Abraham Lincoln as the Great Emancipator

In 1864, Abraham Lincoln said that if slavery was not wrong, then nothing was. Despite this, some people doubt if he deserves to be called the emancipator. After Lincoln became president, he waited for two years to pass before issuing the Emancipation Proclamation.

Lincoln felt that slavery was fundamentally an economic problem, not a racial one. Slavery made people do work that they did not want to do, and the results of their work were taken away from them. When he was a young boy, Lincoln’s father, Thomas, rented out young Abraham to neighbors to do work for them. Thomas would then take all the money paid by the neighbors and not give anything to Abraham. When Lincoln was a grown man, he said he could remember well the first time he earned his first money. He said it was when he rowed two people towards a steamboat. Lincoln recalled that he was paid two silver half dollars for his labor. As a result of earning his first pay, Lincoln said he felt that the world seemed brighter and full of possibilities.

Lincoln felt that the institution of slavery was based on exploitation and that exploitation was carried out by force. He said that slavery was an economic problem and was beyond the issue of race.

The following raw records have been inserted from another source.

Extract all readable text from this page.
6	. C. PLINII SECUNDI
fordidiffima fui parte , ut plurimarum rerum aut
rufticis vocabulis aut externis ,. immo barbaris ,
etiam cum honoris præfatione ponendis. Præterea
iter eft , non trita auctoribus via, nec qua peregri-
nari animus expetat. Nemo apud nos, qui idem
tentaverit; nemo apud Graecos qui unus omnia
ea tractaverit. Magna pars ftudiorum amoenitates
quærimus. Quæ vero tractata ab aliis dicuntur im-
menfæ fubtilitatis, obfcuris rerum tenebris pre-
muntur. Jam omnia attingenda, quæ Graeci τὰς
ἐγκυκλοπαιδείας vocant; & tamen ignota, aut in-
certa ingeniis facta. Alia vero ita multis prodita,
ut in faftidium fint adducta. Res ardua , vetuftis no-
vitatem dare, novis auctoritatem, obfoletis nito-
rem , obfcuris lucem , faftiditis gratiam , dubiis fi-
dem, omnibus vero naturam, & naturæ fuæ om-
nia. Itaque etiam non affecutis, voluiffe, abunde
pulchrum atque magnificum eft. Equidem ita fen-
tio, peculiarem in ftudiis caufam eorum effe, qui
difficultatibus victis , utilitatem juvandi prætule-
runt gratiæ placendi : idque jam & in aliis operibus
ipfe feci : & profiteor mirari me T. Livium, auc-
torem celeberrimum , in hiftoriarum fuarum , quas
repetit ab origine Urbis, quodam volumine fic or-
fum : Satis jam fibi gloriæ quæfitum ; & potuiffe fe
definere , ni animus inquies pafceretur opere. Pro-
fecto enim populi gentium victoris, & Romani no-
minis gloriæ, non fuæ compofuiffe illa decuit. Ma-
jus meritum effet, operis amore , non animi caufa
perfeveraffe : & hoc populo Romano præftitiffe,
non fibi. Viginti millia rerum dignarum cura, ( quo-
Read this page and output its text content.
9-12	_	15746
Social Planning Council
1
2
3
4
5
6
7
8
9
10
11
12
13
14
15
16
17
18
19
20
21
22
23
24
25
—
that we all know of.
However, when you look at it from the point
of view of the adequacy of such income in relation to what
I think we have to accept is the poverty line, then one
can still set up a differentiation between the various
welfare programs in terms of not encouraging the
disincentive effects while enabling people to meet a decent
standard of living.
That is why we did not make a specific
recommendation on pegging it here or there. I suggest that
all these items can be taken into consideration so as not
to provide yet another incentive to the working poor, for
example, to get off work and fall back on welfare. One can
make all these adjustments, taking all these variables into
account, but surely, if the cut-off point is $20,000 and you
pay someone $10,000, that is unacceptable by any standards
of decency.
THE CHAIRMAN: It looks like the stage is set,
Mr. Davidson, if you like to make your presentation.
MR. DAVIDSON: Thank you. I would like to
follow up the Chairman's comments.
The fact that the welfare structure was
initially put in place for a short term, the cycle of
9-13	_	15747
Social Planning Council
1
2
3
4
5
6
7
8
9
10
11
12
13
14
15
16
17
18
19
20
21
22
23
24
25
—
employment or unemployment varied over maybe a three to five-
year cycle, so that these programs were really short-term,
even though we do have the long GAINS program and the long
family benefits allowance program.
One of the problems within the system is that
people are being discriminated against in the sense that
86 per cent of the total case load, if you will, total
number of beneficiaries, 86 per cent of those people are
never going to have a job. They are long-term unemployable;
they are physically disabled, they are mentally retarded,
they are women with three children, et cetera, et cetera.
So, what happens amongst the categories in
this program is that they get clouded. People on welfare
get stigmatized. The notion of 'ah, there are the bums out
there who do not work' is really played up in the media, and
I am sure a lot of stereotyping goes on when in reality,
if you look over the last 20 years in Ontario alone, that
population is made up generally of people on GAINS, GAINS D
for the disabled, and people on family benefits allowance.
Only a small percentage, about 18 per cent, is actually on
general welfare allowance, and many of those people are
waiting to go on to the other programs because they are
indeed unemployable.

In 1858, Lincoln said that he used to be a slave. He was perhaps referring to how his father rented him out to neighbors to do work. Lincoln further said that now he was a free man, so much so that the world was letting him work as an attorney. Lincoln said that although he did not have plans to promote social and political equality between black and white people, he believed that any man who had labored had the right to eat food that he had earned through his labor. In this sense, Lincoln stated that any African American has equal rights as any white man.

Before the American Civil War erupted, Abraham Lincoln worried deeply about what to do with slavery. Back then, there were 34 states in the United States. Out of these thirty-four, nineteen were free states, while fifteen were slave states. Lincoln reasoned that the most effective way to end slavery was to contain it in the states where it was legal and not let any slave state join the Union. However, slave-holding states objected to being contained. As a result, when Lincoln assumed the presidency in 1860, eleven slave states banded together and called themselves the Confederate States of America. And so, the American Civil War erupted.

Being president of the United States did not automatically give Lincoln straightforward constitutional power to dissolve state laws that protected slavery. As a result, Lincoln resorted to what he called using his “war powers.” By using these war powers, he would be able to issue a proclamation of emancipation. And in doing so, he would be using his presidential power as commander-in-chief and not as a president using his civilian power. Another problem that Lincoln faced was that no president before him had ever tried using war powers. However, Lincoln felt that the window of time to solve the problem of slavery was quickly closing. He became increasingly worried that if the slaves were not freed, the Union itself would not survive. 

On the 22nd of July 1862, he presented a draft of the Emancipation Proclamation to his cabinet members. Then, on the 1st of January 1863, he enacted it into law. However, there were four slave states that did not join the Confederacy. The proclamation enabled by the war powers could not be enforced in states that did not join the rebellion. And so, only slaves that were under the Confederate States could be freed. In 1864, fortunately for the Union, Lincoln was able to gain the authority to push for a change in the constitution to end slavery in all states.

Historians are aware that Lincoln did not single-handedly take down the institution of slavery. He was helped by a multitude of other great men in his endeavors to do so. However, it was his legalistic approach to demolishing slavery that made him stand out as the great emancipator of slaves.